Three congressional architects of the District of Columbia's Home Rule Charter told Congress yesterday that the D.C. City Council has abused its statutory power by repeatedly enacting emergency legistlation that was not reviewed by Congress, as usually required by law.

Similar testimony was voiced before a House District subcommittee by the city's former chief lawyer, John R. Risher Jr., who served from 1976 to 1978. He said the council failed to heed his advice that it was overusing it emergency legislative authority.

Thomas M. Rees, a Washington lawyer who as a California congressman was the chief sponsor of the Home Rule Charter that went into effect in 1975, cited the council's adoption and later extension of a condominium conversion moratorium as an abuse of its power.

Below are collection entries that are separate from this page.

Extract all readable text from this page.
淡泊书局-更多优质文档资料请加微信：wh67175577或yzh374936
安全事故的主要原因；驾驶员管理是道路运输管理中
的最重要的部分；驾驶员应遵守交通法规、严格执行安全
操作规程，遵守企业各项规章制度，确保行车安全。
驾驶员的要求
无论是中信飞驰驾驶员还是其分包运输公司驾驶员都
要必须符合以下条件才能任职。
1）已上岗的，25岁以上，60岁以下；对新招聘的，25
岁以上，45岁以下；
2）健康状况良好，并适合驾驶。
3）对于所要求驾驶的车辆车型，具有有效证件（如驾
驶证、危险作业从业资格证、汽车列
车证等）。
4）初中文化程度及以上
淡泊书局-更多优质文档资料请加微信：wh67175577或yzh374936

The condo extension moratorium was the basis for a recent DC. Court of Appeals ruling strictly limiting the power of the council to pass emergency legislation more than once.

The other congressional architects of home rule who voiced misgivings about the council's use of emergency power were Jacques DuPuy and Harley J. Daniels, lawyers who were on the House District Committee staff at the time the charter was being drafted.

All the witnesses acknowledged that the city's legislative process is cumbersome and said Congress should either drop or liberalize the legal provision that requires regular D.C. legislation to undergo a congressional review that takes at least six weeks and usually longer.